Letter to the Editor
BY Jay Robinson
Dear Editor,
October's exchange ("The Big Three") offers useful insight into the nature of prizes. Just by intuiting the difference in taste between Averill Curdy and Dan Chiasson one senses the importance of compromise for committees. As Curdy and Chiasson are quick to observe: what gets chosen isn't necessarily an effective barometer for excellence or longevity. The same, however, can be said for what we read. Our collective taste is likewise flawed. John Barr's September letter to Poetry's subscribers suggests as much. The Poetry Foundation, thanks to Ruth Lilly's generous donation, wants to recognize "Neglected Masters," to reward poets whose work we've somehow overlooked.
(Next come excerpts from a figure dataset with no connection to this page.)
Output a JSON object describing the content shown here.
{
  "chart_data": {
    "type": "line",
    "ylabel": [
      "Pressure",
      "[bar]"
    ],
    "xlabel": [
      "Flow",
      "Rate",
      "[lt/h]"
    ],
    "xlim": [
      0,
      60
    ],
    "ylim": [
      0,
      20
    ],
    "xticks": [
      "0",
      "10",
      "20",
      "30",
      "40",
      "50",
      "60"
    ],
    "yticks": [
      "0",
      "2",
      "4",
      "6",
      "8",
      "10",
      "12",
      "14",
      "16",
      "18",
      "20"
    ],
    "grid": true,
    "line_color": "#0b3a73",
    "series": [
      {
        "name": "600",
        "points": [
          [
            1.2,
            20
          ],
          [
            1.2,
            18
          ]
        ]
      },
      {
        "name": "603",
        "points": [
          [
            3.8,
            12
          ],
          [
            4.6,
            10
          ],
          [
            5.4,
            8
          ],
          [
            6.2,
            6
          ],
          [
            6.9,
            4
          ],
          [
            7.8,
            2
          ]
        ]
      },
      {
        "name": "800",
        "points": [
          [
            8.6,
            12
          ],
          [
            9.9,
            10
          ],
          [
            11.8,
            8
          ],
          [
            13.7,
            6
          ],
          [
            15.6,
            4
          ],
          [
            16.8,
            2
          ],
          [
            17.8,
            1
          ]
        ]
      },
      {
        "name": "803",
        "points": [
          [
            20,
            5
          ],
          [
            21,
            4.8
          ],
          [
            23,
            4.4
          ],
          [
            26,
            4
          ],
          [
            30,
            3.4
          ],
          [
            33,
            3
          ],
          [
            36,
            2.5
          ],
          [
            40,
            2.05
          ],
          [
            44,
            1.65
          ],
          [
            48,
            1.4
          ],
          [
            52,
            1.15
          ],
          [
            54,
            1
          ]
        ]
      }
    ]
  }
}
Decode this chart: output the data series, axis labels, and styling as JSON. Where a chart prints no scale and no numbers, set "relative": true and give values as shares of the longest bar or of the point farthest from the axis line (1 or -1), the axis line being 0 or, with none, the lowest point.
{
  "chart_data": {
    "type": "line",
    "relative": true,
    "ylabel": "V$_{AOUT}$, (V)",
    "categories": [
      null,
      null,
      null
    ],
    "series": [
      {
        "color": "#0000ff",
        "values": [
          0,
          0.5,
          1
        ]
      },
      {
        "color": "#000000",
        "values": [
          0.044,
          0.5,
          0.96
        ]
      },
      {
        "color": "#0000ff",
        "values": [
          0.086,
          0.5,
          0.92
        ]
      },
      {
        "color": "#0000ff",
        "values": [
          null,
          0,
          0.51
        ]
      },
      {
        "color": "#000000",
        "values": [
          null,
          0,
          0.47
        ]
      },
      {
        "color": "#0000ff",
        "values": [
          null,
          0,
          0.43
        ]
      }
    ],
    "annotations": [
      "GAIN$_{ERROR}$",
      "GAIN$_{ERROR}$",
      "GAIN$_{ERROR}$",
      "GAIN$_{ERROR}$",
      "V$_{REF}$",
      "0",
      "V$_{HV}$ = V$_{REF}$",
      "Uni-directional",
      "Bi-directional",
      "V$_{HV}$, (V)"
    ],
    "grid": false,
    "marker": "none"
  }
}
It is noteworthy, then, when Averill Curdy writes: "in no way do prizes predict what's durable: how many sit down with a volume of . . . William Bronk (National Book Award, 1982)." Because Bronk, dead now for five years, is a neglected master. His volume To Praise the Music revolutionized the sonnet form. He remains American poetry's most consistently insightful practitioner of philosophical verse. Just because we don't choose to sit down with a volume of William Bronk doesn't mean Bronk's to blame. As William Logan point outs in his antagonism of Hopkins, the blame might be ours, due to "some defect of character."